Macarons (vanilla flavor)
|
|
Type | Confectionery |
---|---|
Place of origin | France |
Created by | The Italian chef of Catherine de' Medici in France |
Main ingredients | Cookie: Egg white, icing sugar, granulated sugar, almond powder or ground almond, food coloring Filling: buttercream, or clotted cream, ganache, or jam |
A macaron (/ˌmɑːkəˈrɒn/ mah-kə-ROHN;French pronunciation: [makaʁɔ̃]) is a sweet meringue-based confection made with egg white, icing sugar, granulated sugar, almond powder or ground almond, and food colouring. The macaron commonly consists of a ganache, buttercream or jam filling sandwiched between two cookies. The name is derived from the Italian word macarone, maccarone or maccherone, the meringue. The confection is characterized by a smooth squared top, a ruffled circumference (referred to as the "foot" or "pied"), and a flat base. It is mildly moist and easily melts in the mouth. Macarons can be found in a wide variety of flavors that range from the traditional (raspberry, chocolate) to the new (foie gras, matcha).

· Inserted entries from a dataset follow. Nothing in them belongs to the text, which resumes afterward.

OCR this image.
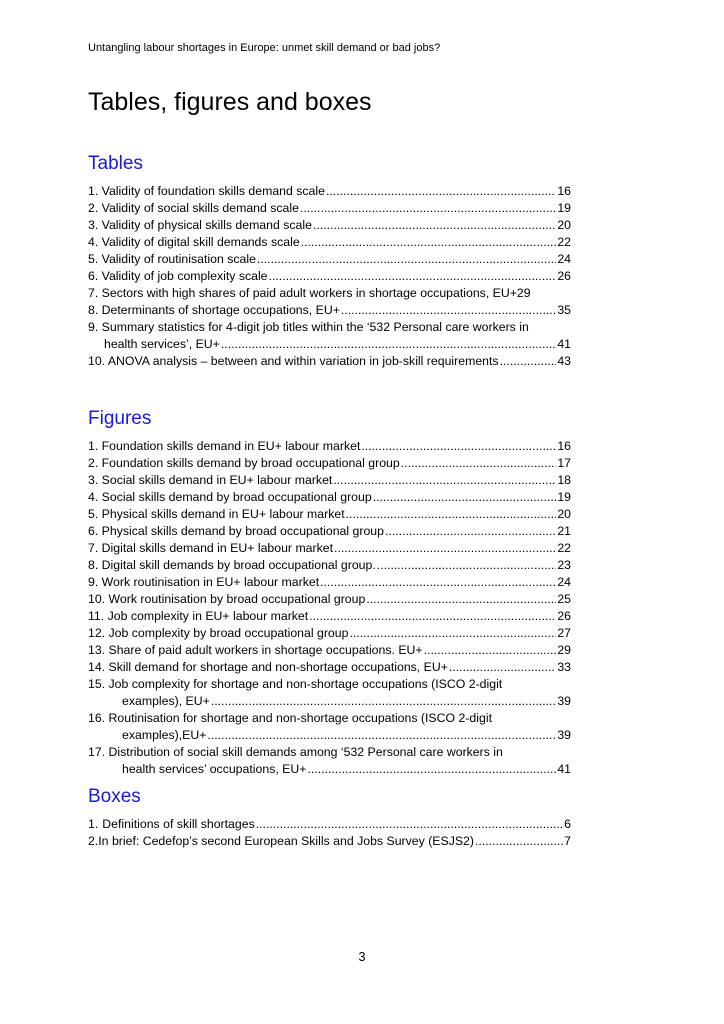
Untangling labour shortages in Europe: unmet skill demand or bad jobs?
Tables, figures and boxes
Tables
1. Validity of foundation skills demand scale .....	16
2. Validity of social skills demand scale .....	19
3. Validity of physical skills demand scale .....	20
4. Validity of digital skill demands scale .....	22
5. Validity of routinisation scale .....	24
6. Validity of job complexity scale .....	26
7. Sectors with high shares of paid adult workers in shortage occupations, EU+ 29
8. Determinants of shortage occupations, EU+ .....	35
9. Summary statistics for 4-digit job titles within the ‘532 Personal care workers in
health services’, EU+ .....	41
10. ANOVA analysis – between and within variation in job-skill requirements .....	43
Figures
1. Foundation skills demand in EU+ labour market .....	16
2. Foundation skills demand by broad occupational group .....	17
3. Social skills demand in EU+ labour market .....	18
4. Social skills demand by broad occupational group .....	19
5. Physical skills demand in EU+ labour market .....	20
6. Physical skills demand by broad occupational group .....	21
7. Digital skills demand in EU+ labour market .....	22
8. Digital skill demands by broad occupational group. .....	23
9. Work routinisation in EU+ labour market .....	24
10. Work routinisation by broad occupational group .....	25
11. Job complexity in EU+ labour market .....	26
12. Job complexity by broad occupational group .....	27
13. Share of paid adult workers in shortage occupations. EU+ .....	29
14. Skill demand for shortage and non-shortage occupations, EU+ .....	33
15. Job complexity for shortage and non-shortage occupations (ISCO 2-digit
examples), EU+ .....	39
16. Routinisation for shortage and non-shortage occupations (ISCO 2-digit
examples),EU+ .....	39
17. Distribution of social skill demands among ‘532 Personal care workers in
health services’ occupations, EU+ .....	41
Boxes
1. Definitions of skill shortages .....	6
2. In brief: Cedefop’s second European Skills and Jobs Survey (ESJS2) .....	7
3
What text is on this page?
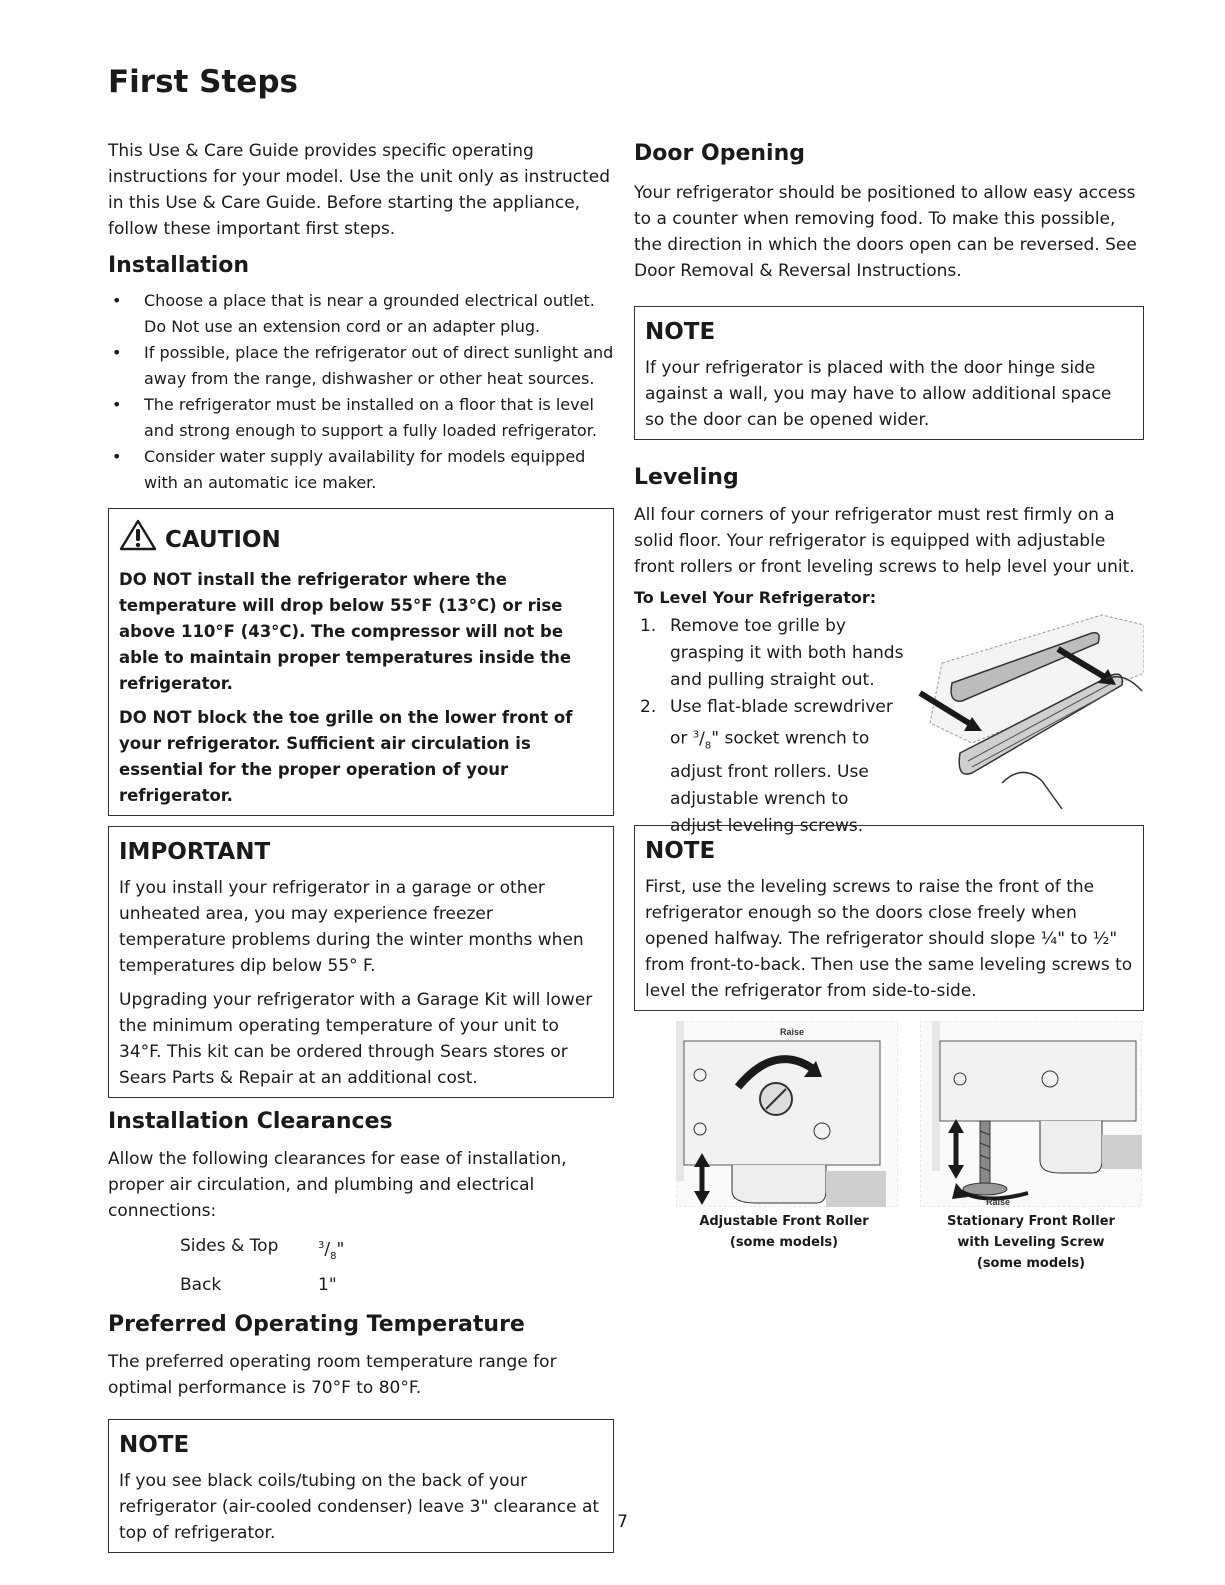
First Steps

This Use & Care Guide provides specific operating instructions for your model. Use the unit only as instructed in this Use & Care Guide. Before starting the appliance, follow these important first steps.

Installation
• Choose a place that is near a grounded electrical outlet. Do Not use an extension cord or an adapter plug.
• If possible, place the refrigerator out of direct sunlight and away from the range, dishwasher or other heat sources.
• The refrigerator must be installed on a floor that is level and strong enough to support a fully loaded refrigerator.
• Consider water supply availability for models equipped with an automatic ice maker.
CAUTION

DO NOT install the refrigerator where the temperature will drop below 55°F (13°C) or rise above 110°F (43°C). The compressor will not be able to maintain proper temperatures inside the refrigerator.

DO NOT block the toe grille on the lower front of your refrigerator. Sufficient air circulation is essential for the proper operation of your refrigerator.

IMPORTANT

If you install your refrigerator in a garage or other unheated area, you may experience freezer temperature problems during the winter months when temperatures dip below 55° F.

Upgrading your refrigerator with a Garage Kit will lower the minimum operating temperature of your unit to 34°F. This kit can be ordered through Sears stores or Sears Parts & Repair at an additional cost.

Installation Clearances

Allow the following clearances for ease of installation, proper air circulation, and plumbing and electrical connections:

Sides & Top	$^3/_8$"
Back	1"
Preferred Operating Temperature

The preferred operating room temperature range for optimal performance is 70°F to 80°F.

NOTE

If you see black coils/tubing on the back of your refrigerator (air-cooled condenser) leave 3" clearance at top of refrigerator.

Door Opening

Your refrigerator should be positioned to allow easy access to a counter when removing food. To make this possible, the direction in which the doors open can be reversed. See Door Removal & Reversal Instructions.

NOTE

If your refrigerator is placed with the door hinge side against a wall, you may have to allow additional space so the door can be opened wider.

Leveling

All four corners of your refrigerator must rest firmly on a solid floor. Your refrigerator is equipped with adjustable front rollers or front leveling screws to help level your unit.

To Level Your Refrigerator:
1. Remove toe grille by grasping it with both hands and pulling straight out.
2. Use flat-blade screwdriver or $^3/_8$" socket wrench to adjust front rollers. Use adjustable wrench to adjust leveling screws.
NOTE

First, use the leveling screws to raise the front of the refrigerator enough so the doors close freely when opened halfway. The refrigerator should slope ¼" to ½" from front-to-back. Then use the same leveling screws to level the refrigerator from side-to-side.

Raise
Raise
Adjustable Front Roller
(some models)
Stationary Front Roller
with Leveling Screw
(some models)
7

The related macaroon is often confused with the macaron. In English, most bakers have adopted the French spelling of macaron for the meringue-based item, to distinguish the two. This has caused confusion over the correct spelling. Some recipes exclude the use of macaroon to refer to this French confection while others treat the two as synonymous. The two food items are different, and the terms in English distinguish them. Etymologically, the word macaroon is simply an Anglicisation of the French word macaron (compare balloon, from French ). Multiple pronunciations are technically correct depending on personal preference and context. In a Slate article on the topic, Stanford professor of linguistics and computer science Dan Jurafsky indicates that "macaron" (also, "macaron parisien", or "le macaron Gerbet") is the correct spelling for the confection.